A presidenta do CNDH, Marina Dermmam, reforçou a importância dos dois conselhos
atuarem conjuntamente para que os crimes da gestão de Pandemia da Covid-19 no Brasil não fiquem impunes. “Nós temos evidências para que sejam reconsideradas as manifestações de arquivamento”, ressaltou.
Além da PGR e do STF, a relatoria especial pretende atuar junto ao Ministério Público Federal (MPF), à Advocacia Geral da União (AGU) e ao Congresso Nacional para cobrar a responsabilização dos crimes de gestão durante a Pandemia da Covid-19.
Impunidade compromete a aplicação do direito sanitário Brasil
Caso o STF mantenha os pedidos de arquivamento destes processos formulados pela Procuradoria Geral da República (PGR), será praticamente impossível punir crimes contra a saúde pública em futuras epidemias e o arcabouço legal da saúde pública no Brasil será duramente atingido.

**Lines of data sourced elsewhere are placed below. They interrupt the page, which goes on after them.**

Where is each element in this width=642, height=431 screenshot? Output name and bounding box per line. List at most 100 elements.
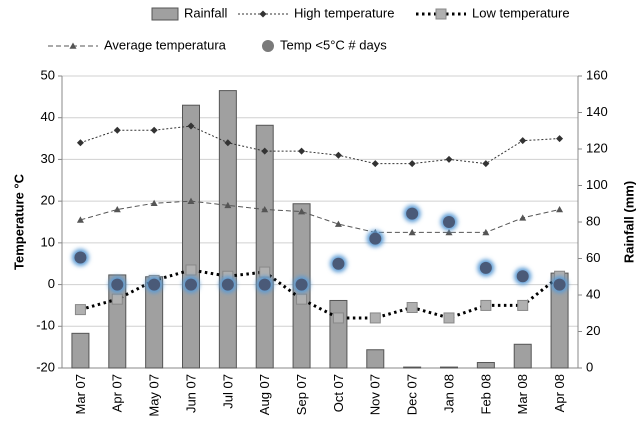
marker	[408, 228, 416, 236]
bar	[255, 124, 274, 369]
x-tick-label: Apr 07	[110, 374, 125, 412]
marker	[334, 151, 342, 159]
marker	[479, 261, 492, 274]
legend-marker	[435, 8, 447, 20]
legend-item: Low temperature	[416, 5, 570, 20]
marker	[295, 278, 308, 291]
marker	[443, 216, 455, 228]
y2-tick-label: 40	[586, 286, 600, 301]
marker	[150, 126, 158, 134]
marker	[556, 135, 564, 143]
y2-axis-title: Rainfall (mm)	[621, 181, 636, 263]
marker	[150, 199, 158, 207]
legend-label: Rainfall	[184, 5, 227, 20]
line	[80, 125, 560, 165]
legend-marker	[259, 10, 267, 18]
marker	[519, 214, 527, 221]
y-tick-label: 0	[48, 276, 55, 291]
marker	[74, 304, 86, 316]
y2-tick-label: 20	[586, 323, 600, 338]
marker	[258, 278, 271, 291]
legend-label: Average temperatura	[104, 37, 227, 52]
marker	[111, 293, 123, 305]
y-tick-label: -10	[36, 318, 55, 333]
marker	[298, 208, 306, 215]
series-line	[76, 197, 564, 236]
marker	[224, 139, 232, 147]
marker	[259, 266, 271, 278]
marker	[185, 278, 197, 291]
bar	[476, 362, 495, 369]
marker	[76, 139, 84, 147]
x-tick-label: Mar 07	[73, 374, 88, 414]
marker	[111, 278, 124, 291]
bar	[218, 90, 237, 369]
x-tick-label: Oct 07	[331, 374, 346, 412]
y-tick-label: 40	[41, 109, 55, 124]
marker	[556, 205, 564, 213]
y2-tick-label: 160	[586, 67, 608, 82]
y-tick-label: 50	[41, 67, 55, 82]
legend-swatch	[151, 7, 179, 21]
marker	[334, 220, 342, 227]
marker	[408, 160, 416, 168]
marker	[332, 257, 345, 270]
x-tick-label: Jan 08	[441, 374, 456, 413]
marker	[148, 278, 161, 291]
marker	[406, 302, 418, 314]
marker	[261, 205, 269, 213]
marker	[298, 147, 306, 155]
legend-item: Average temperatura	[48, 37, 227, 52]
bar	[403, 366, 422, 369]
y-tick-label: 30	[41, 151, 55, 166]
line	[80, 200, 560, 233]
bar	[440, 366, 458, 369]
marker	[519, 137, 527, 145]
marker	[187, 197, 195, 204]
x-tick-label: Apr 08	[552, 374, 567, 412]
legend-marker	[262, 40, 274, 52]
bar	[329, 299, 348, 369]
marker	[221, 278, 234, 291]
marker	[516, 270, 529, 283]
x-tick-label: Aug 07	[257, 374, 272, 415]
marker	[445, 228, 453, 236]
y-tick-label: 10	[41, 234, 55, 249]
marker	[371, 160, 379, 168]
y2-tick-label: 80	[586, 213, 600, 228]
legend-item: Rainfall	[151, 5, 227, 21]
y-tick-label: 20	[41, 193, 55, 208]
marker	[296, 293, 308, 305]
marker	[443, 312, 455, 324]
y-axis-title: Temperature °C	[11, 173, 26, 270]
marker	[76, 216, 84, 223]
marker	[187, 122, 195, 130]
y2-tick-label: 120	[586, 140, 608, 155]
marker	[185, 264, 197, 276]
legend-marker	[69, 42, 77, 49]
legend-item: High temperature	[238, 5, 394, 20]
y-tick-label: -20	[36, 359, 55, 374]
y2-tick-label: 140	[586, 104, 608, 119]
bar	[182, 104, 200, 369]
marker	[553, 278, 566, 291]
marker	[224, 201, 232, 209]
y2-tick-label: 100	[586, 177, 608, 192]
line	[80, 268, 561, 320]
marker	[406, 207, 419, 220]
y2-tick-label: 60	[586, 250, 600, 265]
x-tick-label: Mar 08	[515, 374, 530, 414]
legend-item: Temp <5°C # days	[262, 37, 387, 52]
marker	[332, 312, 344, 324]
marker	[445, 155, 453, 163]
bar	[513, 343, 532, 369]
legend-label: Temp <5°C # days	[280, 37, 387, 52]
marker	[480, 299, 492, 311]
x-tick-label: Feb 08	[478, 374, 493, 414]
x-tick-label: Jun 07	[183, 374, 198, 413]
marker	[261, 147, 269, 155]
x-tick-label: Sep 07	[294, 374, 309, 415]
legend-label: Low temperature	[472, 5, 570, 20]
marker	[113, 126, 121, 134]
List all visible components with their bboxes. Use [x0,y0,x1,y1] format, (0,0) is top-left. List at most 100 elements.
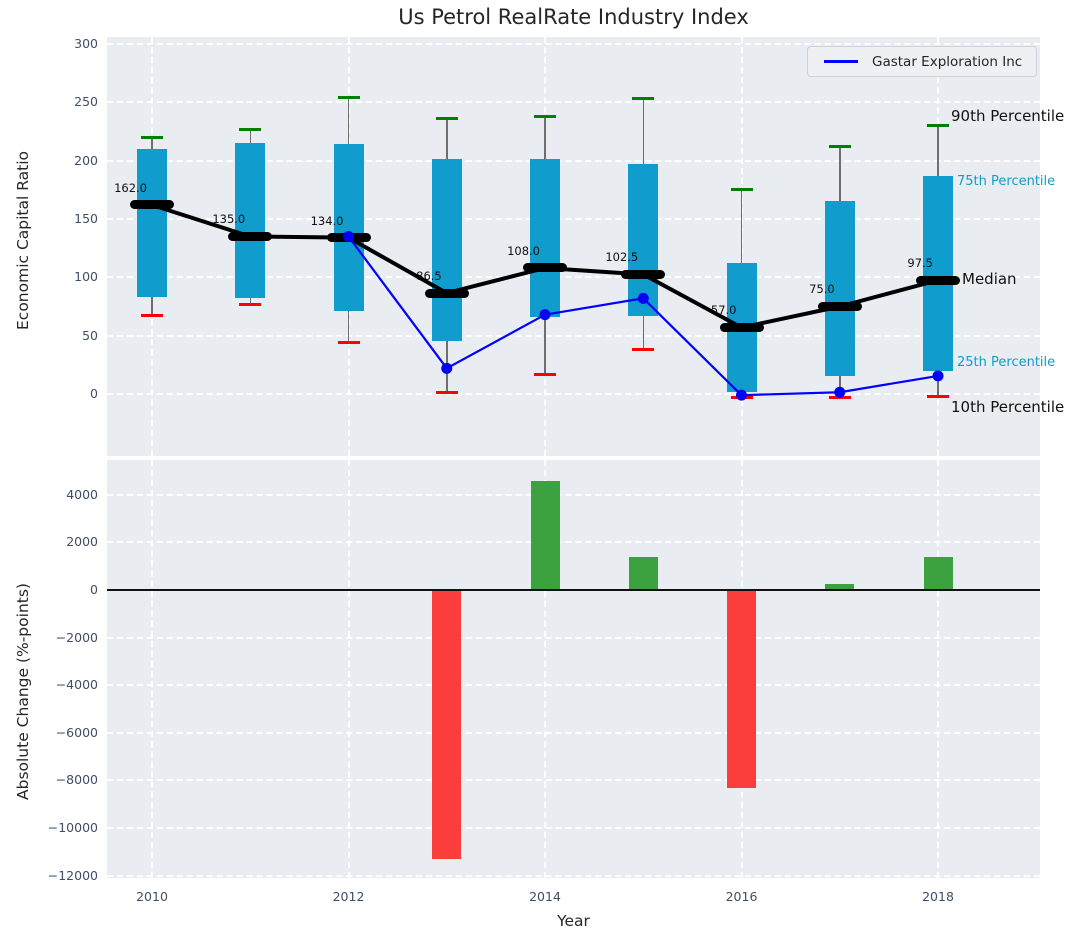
bottom-y-tick-label: −10000 [47,820,98,835]
bottom-y-tick-label: 2000 [66,534,98,550]
top-y-tick-label: 150 [74,210,98,226]
p10-cap-2011 [239,302,262,306]
bottom-gridline [107,636,1040,639]
change-bar-2014 [530,480,560,590]
p90-cap-2017 [828,145,851,149]
median-cap-2014 [523,263,567,273]
median-value-label-2011: 135.0 [212,212,246,227]
bottom-y-axis-label: Absolute Change (%-points) [14,583,32,800]
top-y-tick-label: 250 [74,94,98,110]
annotation-10th-percentile: 10th Percentile [951,398,1065,416]
annotation-median: Median [962,270,1017,289]
bottom-gridline [107,541,1040,544]
top-gridline [107,334,1040,337]
median-cap-2010 [130,200,174,210]
p90-cap-2012 [337,96,360,100]
median-cap-2012 [326,233,371,243]
bottom-y-tick-label: −4000 [55,677,98,693]
zero-line [107,589,1040,591]
p10-cap-2016 [730,396,753,399]
top-gridline [107,393,1040,395]
median-value-label-2018: 97.5 [907,256,933,271]
chart-title: Us Petrol RealRate Industry Index [398,5,749,29]
top-y-tick-label: 100 [74,269,98,285]
p10-cap-2010 [141,314,163,318]
bottom-plot-area [107,460,1040,878]
median-cap-2015 [621,269,666,279]
top-y-tick-label: 0 [90,386,98,401]
iqr-box-2013 [431,159,462,342]
bottom-v-gridline [151,460,153,878]
median-cap-2018 [916,275,960,285]
bottom-y-tick-label: 0 [90,582,98,597]
bottom-gridline [107,493,1040,496]
p10-cap-2015 [632,348,655,352]
legend-label: Gastar Exploration Inc [872,53,1023,70]
p90-cap-2015 [632,97,655,101]
change-bar-2018 [923,556,953,590]
iqr-box-2010 [137,148,167,298]
p90-cap-2018 [927,124,949,128]
p10-cap-2013 [435,391,458,395]
bottom-y-tick-label: 4000 [66,486,98,502]
bottom-v-gridline [347,460,350,878]
iqr-box-2018 [923,175,953,371]
median-value-label-2012: 134.0 [310,213,344,228]
annotation-25th-percentile: 25th Percentile [957,354,1056,370]
top-gridline [107,159,1040,162]
bottom-gridline [107,779,1040,782]
x-tick-label: 2010 [136,889,168,904]
top-y-tick-label: 200 [74,152,98,168]
top-y-tick-label: 50 [82,327,98,343]
median-value-label-2017: 75.0 [809,282,835,297]
p10-cap-2018 [927,394,949,398]
top-y-axis-label: Economic Capital Ratio [14,150,32,330]
x-tick-label: 2016 [725,889,758,904]
bottom-y-tick-label: −8000 [55,772,98,788]
median-cap-2013 [424,288,469,298]
p10-cap-2012 [337,341,360,345]
change-bar-2017 [825,584,855,590]
p90-cap-2013 [435,117,458,121]
top-gridline [107,101,1040,104]
median-value-label-2016: 57.0 [710,303,737,318]
iqr-box-2015 [628,164,659,316]
median-value-label-2015: 102.5 [605,250,639,265]
bottom-v-gridline [937,460,939,878]
x-tick-label: 2012 [332,889,365,904]
annotation-90th-percentile: 90th Percentile [951,107,1065,126]
iqr-box-2014 [530,159,560,317]
bottom-v-gridline [544,460,546,878]
legend-line-sample [824,60,858,63]
p90-cap-2014 [534,114,556,118]
change-bar-2013 [432,590,462,859]
p90-cap-2010 [141,135,163,139]
change-bar-2015 [628,556,658,590]
median-cap-2016 [719,322,764,332]
p90-cap-2016 [730,188,753,192]
bottom-y-tick-label: −2000 [55,629,98,645]
iqr-box-2012 [333,144,364,312]
median-value-label-2014: 108.0 [507,243,540,258]
x-axis-label: Year [557,912,590,930]
p10-cap-2014 [534,372,556,376]
legend: Gastar Exploration Inc [807,46,1037,77]
x-tick-label: 2014 [529,889,561,904]
median-cap-2017 [817,301,862,311]
median-value-label-2010: 162.0 [114,180,147,195]
bottom-gridline [107,827,1040,829]
bottom-gridline [107,731,1040,734]
top-gridline [107,42,1040,45]
bottom-y-tick-label: −6000 [55,724,98,740]
p90-cap-2011 [239,127,262,131]
annotation-75th-percentile: 75th Percentile [957,173,1056,189]
x-tick-label: 2018 [922,889,954,904]
top-y-tick-label: 300 [74,35,98,51]
median-value-label-2013: 86.5 [416,269,442,284]
change-bar-2016 [727,590,756,788]
median-cap-2011 [228,231,273,241]
bottom-gridline [107,874,1040,877]
bottom-y-tick-label: −12000 [47,867,98,883]
bottom-gridline [107,684,1040,687]
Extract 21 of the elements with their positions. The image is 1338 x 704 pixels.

O alerta consta na conclusão do estudo, como destaca a professora Titular da Faculdade de Saúde Pública (FSP) da Universidade de São Paulo (USP), Deisy Ventura, uma das coordenadoras do estudo e artigo.
“Se nós tolerarmos esses pareceres da PGR, nós derrubaremos o edifício do Direito Sanitário no Brasil em relação à resposta e emergência. Nenhuma autoridade vai conseguir processar ninguém nas pandemias que poderão surgir”, enfatiza ao destacar que abre precedentes para aqueles que já desrespeitam as normas e procedimentos legais e e sintam seguros para manter este tipo de comportamento e de gestão, como já vimos em alguns estados brasileiro.
Ventura destaca ainda que foram encontrados nos pedidos de arquivamento indícios de tratamento em bloco, já que 7 deles foram apresentados no dia 25 de julho de 2022, um dia antes da apresentação oficial da candidatura à reeleição de Jair Bolsonaro.
O representante da Conectas Direitos Humanos, Gabriel Sampaio, foi enfático ao descartar a necessidade de se reforçar a defesa da democracia e de se resistir à conduta de omissões da gestão à época. “É algo que não pode ser esquecido, porque precisamos zelar pelas estruturas do direito sanitário no nosso país. Haverá outros momento que a sociedade precisará das normas e das regras como via de prevenção de outras pandemias que lamentavelmente podemos vir a enfrentar. É fundamental cobrar as responsabilidades.”
A conclusão do artigo aponta também que diferentemente do que foi afirmado pela PGR, as manifestações enviadas ao STF não atendem de forma rigorosa a critérios técnicos. Confira a síntese dos pedidos de arquivamento:
- não levam em conta a legislação sanitária, que determina em detalhes os deveres da União durante uma emergência, em especial o dever legal de conter a propagação das doenças; ignoram a conduta que governo deveria fazer
- ignoram conhecimentos técnicos elementares da área, inclusive o conceito de epidemia, desfiguram os tipos penais relativos à saúde pública, tornando impossível sua tipificação, processamento e punição, especialmente em contexto de emergência;
- por fim, trazem comentários que soam contrários às medidas de contenção da doença, sugerindo possível alinhamento político-ideológico com o governo federal da época.